# Training decision trees

Our objective here is to implement the code necessary to train a decision tree.

First, we will define some types that will help us to define the signatures of our methods and functions:

- A `Value` corresponds to a value in a certain attribute for our domain. It can be numeric (e.g., 3.14) or categorical (e.g., "blue").
- `Observation` is a list of `Value`s that represent all the values for all the attributes in a real world observation.
- `Data` corresponds to a list of observations.
- `Labels` is a vector with the labels for our problem. Item in position `i` for this vector (or list) corresponds to the label for observation `i` in our dataset.
- `ScoreFn` is a function that takes a list of labels and returns a numeric score measuring the impurity of the distribution.

In [8]:
from typing import Callable

Value = int | float | str
Observation = list[Value]
Data = list[Observation]
Labels = list[Value]
ScoreFn = Callable[[Labels], float]

## Utility functions
First, let's define some functions that can help you in the process of creating our first classification model.

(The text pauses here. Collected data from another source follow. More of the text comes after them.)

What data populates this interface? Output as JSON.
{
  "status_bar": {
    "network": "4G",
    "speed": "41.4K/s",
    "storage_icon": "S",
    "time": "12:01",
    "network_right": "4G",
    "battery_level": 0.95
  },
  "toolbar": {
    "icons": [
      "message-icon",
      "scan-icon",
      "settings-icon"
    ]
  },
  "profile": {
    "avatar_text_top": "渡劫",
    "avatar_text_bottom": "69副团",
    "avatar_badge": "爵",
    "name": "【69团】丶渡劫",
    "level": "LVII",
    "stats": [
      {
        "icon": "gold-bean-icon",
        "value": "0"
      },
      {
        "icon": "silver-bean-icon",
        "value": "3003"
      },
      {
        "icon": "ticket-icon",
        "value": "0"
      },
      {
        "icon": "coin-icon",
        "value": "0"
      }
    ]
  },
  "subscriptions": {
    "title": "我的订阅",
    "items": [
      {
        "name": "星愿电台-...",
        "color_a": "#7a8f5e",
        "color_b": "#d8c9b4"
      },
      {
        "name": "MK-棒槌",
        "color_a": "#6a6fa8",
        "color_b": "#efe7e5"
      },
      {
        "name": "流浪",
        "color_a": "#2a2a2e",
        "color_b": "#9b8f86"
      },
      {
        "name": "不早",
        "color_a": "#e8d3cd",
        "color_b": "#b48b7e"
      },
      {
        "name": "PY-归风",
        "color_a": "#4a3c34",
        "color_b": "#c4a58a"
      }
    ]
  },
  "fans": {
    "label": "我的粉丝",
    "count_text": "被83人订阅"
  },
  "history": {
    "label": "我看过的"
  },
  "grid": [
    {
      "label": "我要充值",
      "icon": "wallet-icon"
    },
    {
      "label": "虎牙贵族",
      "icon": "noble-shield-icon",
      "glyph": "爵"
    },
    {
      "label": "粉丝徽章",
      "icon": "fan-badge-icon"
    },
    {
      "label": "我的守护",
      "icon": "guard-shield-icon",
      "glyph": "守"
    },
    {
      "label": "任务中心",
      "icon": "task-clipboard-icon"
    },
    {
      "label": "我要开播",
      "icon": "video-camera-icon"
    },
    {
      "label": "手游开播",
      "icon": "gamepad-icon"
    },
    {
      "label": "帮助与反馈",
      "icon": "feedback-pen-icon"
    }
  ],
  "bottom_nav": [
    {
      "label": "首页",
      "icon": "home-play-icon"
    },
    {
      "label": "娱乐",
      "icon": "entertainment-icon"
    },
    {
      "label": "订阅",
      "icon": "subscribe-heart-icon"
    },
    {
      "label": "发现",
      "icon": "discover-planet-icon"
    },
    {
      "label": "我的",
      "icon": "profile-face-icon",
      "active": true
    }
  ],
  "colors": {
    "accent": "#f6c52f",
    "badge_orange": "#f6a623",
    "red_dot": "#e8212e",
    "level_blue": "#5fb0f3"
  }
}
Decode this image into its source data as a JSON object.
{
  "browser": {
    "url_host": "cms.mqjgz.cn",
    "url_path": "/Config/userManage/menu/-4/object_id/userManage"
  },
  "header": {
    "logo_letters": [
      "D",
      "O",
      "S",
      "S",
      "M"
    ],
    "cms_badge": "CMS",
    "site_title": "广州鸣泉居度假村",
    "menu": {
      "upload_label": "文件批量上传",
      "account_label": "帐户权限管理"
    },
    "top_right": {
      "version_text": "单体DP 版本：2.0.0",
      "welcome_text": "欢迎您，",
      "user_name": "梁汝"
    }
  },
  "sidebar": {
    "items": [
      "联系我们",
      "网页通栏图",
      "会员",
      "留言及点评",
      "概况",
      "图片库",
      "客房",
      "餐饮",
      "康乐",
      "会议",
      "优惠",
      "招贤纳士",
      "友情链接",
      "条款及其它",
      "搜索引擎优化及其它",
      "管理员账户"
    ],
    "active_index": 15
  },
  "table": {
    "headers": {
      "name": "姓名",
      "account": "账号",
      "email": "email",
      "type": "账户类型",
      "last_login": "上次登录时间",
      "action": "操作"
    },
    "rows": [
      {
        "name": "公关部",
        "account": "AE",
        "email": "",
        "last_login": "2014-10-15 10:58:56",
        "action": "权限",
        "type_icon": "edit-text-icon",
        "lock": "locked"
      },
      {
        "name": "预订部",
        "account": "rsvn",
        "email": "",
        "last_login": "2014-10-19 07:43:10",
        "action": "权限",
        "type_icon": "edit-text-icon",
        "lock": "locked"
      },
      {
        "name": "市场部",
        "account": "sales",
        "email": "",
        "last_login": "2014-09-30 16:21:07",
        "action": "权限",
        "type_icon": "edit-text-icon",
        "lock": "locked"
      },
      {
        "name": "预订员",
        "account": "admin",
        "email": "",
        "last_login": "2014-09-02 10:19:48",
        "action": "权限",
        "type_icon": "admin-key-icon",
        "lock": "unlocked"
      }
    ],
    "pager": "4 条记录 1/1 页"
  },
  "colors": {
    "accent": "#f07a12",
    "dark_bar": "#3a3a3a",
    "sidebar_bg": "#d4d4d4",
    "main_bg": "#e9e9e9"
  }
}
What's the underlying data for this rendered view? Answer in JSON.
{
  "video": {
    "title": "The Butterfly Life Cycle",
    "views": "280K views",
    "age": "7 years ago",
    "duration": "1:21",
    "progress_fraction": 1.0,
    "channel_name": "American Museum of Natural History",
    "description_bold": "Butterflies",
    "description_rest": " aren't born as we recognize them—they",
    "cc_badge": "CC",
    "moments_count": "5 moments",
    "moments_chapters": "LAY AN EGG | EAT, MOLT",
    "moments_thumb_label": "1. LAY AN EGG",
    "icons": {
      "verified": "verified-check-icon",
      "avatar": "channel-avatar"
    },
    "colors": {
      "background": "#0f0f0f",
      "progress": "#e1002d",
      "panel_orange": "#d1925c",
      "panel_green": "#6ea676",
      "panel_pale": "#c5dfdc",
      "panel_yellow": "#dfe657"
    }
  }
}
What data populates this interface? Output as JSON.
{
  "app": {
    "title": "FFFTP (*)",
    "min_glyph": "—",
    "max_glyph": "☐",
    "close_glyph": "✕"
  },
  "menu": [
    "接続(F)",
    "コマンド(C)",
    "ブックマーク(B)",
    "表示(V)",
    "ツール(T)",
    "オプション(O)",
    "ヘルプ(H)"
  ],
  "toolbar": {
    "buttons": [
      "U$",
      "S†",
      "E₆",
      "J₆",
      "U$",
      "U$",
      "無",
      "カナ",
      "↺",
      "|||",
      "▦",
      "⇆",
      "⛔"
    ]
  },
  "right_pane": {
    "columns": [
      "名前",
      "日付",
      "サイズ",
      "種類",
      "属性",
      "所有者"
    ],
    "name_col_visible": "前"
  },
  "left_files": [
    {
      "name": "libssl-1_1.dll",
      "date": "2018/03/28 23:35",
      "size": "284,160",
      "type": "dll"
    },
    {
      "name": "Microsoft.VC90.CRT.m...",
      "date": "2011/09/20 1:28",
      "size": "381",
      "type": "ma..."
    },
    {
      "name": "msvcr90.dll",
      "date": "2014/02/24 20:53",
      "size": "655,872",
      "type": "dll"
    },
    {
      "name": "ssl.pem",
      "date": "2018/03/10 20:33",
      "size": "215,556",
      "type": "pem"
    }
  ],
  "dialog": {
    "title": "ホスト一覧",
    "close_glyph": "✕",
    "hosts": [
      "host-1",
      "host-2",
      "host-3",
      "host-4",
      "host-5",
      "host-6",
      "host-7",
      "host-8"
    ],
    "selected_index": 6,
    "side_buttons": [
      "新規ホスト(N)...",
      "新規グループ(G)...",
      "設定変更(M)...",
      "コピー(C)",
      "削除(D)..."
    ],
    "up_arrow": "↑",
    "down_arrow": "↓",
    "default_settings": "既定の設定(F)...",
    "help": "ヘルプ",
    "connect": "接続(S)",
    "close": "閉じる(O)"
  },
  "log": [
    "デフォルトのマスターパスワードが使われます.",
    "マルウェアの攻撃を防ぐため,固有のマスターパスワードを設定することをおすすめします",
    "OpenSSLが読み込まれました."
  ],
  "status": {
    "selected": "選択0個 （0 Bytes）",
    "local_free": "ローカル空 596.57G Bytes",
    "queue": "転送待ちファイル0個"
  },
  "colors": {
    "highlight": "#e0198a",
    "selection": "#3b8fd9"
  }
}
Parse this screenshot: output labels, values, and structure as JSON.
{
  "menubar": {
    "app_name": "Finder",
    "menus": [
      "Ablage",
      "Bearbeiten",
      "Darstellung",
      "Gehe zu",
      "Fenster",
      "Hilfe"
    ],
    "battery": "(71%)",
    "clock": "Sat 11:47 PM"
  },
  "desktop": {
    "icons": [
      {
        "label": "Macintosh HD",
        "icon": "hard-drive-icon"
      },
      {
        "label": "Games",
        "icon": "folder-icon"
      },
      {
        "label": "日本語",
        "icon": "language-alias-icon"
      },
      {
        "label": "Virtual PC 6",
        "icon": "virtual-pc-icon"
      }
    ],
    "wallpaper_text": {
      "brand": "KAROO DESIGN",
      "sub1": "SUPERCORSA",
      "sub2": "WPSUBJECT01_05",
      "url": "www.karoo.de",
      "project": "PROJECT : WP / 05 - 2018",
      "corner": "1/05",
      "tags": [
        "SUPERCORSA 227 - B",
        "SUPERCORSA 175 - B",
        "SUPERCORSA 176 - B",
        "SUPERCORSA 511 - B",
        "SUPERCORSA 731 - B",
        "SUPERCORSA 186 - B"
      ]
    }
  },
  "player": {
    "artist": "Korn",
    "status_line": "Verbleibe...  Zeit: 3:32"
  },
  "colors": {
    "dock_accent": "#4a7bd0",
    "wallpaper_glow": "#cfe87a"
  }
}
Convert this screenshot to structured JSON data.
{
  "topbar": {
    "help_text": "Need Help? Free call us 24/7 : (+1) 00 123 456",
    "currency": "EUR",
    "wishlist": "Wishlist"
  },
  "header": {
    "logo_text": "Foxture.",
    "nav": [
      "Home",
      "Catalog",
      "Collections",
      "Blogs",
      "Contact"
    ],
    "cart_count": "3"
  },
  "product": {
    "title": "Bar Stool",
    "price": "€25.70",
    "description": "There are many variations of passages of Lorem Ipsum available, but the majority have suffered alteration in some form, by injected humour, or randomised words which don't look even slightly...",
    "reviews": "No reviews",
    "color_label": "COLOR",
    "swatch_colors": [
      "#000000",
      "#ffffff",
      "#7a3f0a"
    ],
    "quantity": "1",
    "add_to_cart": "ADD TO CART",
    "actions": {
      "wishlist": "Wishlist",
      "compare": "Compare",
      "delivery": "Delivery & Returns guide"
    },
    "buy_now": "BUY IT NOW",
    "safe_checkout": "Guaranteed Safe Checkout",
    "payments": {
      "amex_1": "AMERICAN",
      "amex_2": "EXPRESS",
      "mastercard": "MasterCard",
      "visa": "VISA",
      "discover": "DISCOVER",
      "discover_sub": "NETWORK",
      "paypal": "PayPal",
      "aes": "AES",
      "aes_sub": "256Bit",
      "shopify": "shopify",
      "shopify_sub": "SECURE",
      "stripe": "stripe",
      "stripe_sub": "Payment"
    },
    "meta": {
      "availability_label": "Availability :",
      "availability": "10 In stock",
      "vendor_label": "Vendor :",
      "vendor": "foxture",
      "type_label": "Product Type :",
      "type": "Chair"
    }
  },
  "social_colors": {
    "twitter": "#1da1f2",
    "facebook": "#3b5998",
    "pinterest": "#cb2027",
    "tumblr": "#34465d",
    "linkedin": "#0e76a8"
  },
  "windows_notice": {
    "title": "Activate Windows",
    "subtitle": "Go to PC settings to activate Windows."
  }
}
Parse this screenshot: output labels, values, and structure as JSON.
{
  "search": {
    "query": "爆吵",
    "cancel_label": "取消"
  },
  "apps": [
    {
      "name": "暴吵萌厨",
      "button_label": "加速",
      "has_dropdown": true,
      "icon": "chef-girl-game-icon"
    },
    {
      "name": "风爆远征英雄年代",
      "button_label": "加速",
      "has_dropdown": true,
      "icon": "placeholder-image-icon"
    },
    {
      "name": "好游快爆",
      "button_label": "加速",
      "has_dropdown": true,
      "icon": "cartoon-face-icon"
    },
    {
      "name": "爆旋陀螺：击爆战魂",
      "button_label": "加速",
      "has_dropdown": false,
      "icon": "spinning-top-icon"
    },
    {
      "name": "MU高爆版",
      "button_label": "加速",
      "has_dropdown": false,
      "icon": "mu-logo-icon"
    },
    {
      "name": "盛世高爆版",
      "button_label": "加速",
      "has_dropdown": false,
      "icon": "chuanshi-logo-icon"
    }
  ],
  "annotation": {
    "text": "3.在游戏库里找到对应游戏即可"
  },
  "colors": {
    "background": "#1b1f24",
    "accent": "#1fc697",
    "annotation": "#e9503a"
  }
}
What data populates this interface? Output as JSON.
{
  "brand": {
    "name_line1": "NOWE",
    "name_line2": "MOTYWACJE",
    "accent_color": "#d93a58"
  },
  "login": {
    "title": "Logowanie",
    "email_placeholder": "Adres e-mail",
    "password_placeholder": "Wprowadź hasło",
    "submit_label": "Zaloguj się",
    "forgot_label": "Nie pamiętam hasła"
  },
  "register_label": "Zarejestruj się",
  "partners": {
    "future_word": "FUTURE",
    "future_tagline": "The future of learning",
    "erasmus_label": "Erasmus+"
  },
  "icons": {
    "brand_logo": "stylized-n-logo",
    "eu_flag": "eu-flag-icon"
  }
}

For now, just remember that they are here, and when you need them you can come back and implement them. Left as they are, the notebook should run fine until you call them.

In [3]:
def unique_counts(values: list[Value]) -> dict[Value, int]:
    """Count how many times each value appears in `values`"""
    return {v : values.count(v) for v in values }

def is_numeric(value: Value) -> bool:
    """Checks if a value is numeric (i.e. a float or an int)"""
    return isinstance(value, int) or isinstance(value, float)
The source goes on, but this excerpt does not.